I recently saw 1950s modeling shots of Dell’Orefice taken by famed fashion photographer Richard Avedon, and while the photos were glorious, I honestly believe that she’s more beautiful now.
With her shock of perfectly-groomed white hair and cut-glass cheekbones, Dell’Orefice is often referred to as “the world’s oldest working model.” She made a catwalk appearance in Jean Paul Gaultier’s first Hermès show in 2004 and John Galliano’s Dior haute couture show in 2000.
Totally unabashed about her age, Dell’Orefice recently told The Telegraph, “How many other ladies … can say that the snapshot on their senior citizen’s card was taken by Norman Parkinson?”
- 4. Anjelica Huston, 58.
A Hollywood legend. Due to her height and aquiline nose, Huston’s unconventional beautiful is often described as “aristocratic” or “imposing.”
A lesser woman might have been tempted to chisel that magnificent nose into a less opinionated, WASP-Y affair — but not Huston. “There were times when I hated my nose,” she once said. “But you grow up and you start to recognize that maybe it wasn’t a bad thing that you weren’t born Barbie.”
Huston has commented that aging in America is not exactly an “applauded” process; but, she says, “you have to take it all with a grain of salt.” Thankfully she follows her own advice, and gives us yet another sultry, dignified role model.
- 5. Sophia Loren, 75.
Loren has long set beauty standards instead of following them. The adored Italian actress had been considered an ugly child, nicknamed “The Stick” and “The Toothpick.” As everyone alive knows, she later became a voluptuous international sex symbol and remains one today. Appearing in the 2007 edition of the famous Pirelli Calendar at the age of 72, Loren became the oldest model in its history.

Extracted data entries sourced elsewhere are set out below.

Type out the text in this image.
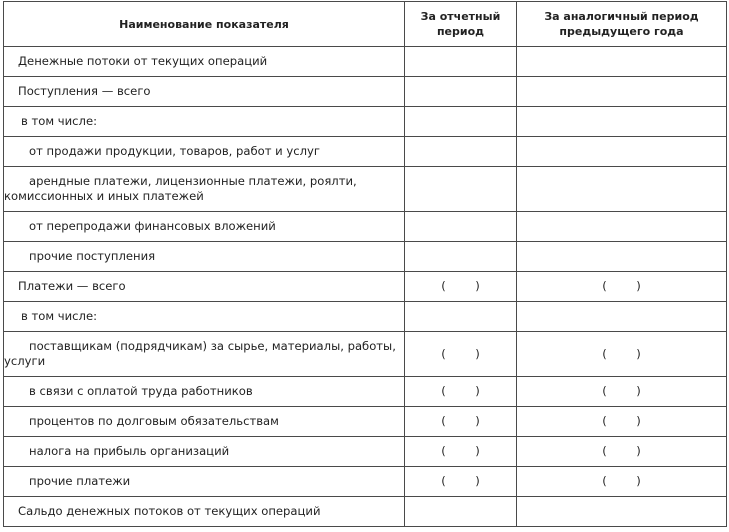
Наименование показателя	За отчетный период	За аналогичный период предыдущего года
Денежные потоки от текущих операций		
Поступления — всего		
в том числе:		
от продажи продукции, товаров, работ и услуг		
арендные платежи, лицензионные платежи, роялти,
комиссионных и иных платежей		
от перепродажи финансовых вложений		
прочие поступления		
Платежи — всего	(        )	(        )
в том числе:		
поставщикам (подрядчикам) за сырье, материалы, работы,
услуги	(        )	(        )
в связи с оплатой труда работников	(        )	(        )
процентов по долговым обязательствам	(        )	(        )
налога на прибыль организаций	(        )	(        )
прочие платежи	(        )	(        )
Сальдо денежных потоков от текущих операций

Loren once said of her famous curves: “Everything you see I owe to spaghetti.”
I also love this about her: she reportedly hates beauty salons, and does her hair and nails herself.
- 6. Gloria Steinem, 75.
For Steinem, one of the most important figures of Second-Wave feminism, physical appearance was obviously never the point. But I’m going to pay her the compliment anyway: she was gorgeous in the 60s and 70s, and is stunning now at 75. She proves that neither brilliance nor beauty fades as time progresses.
A longtime advocate of accepting more realistic body images, Steinem once wrote, “Bras, panties, bathing suits, and other stereotypical gear are visual reminders of a commercial, idealized feminine image that our real and diverse female bodies can’t possibly fit.”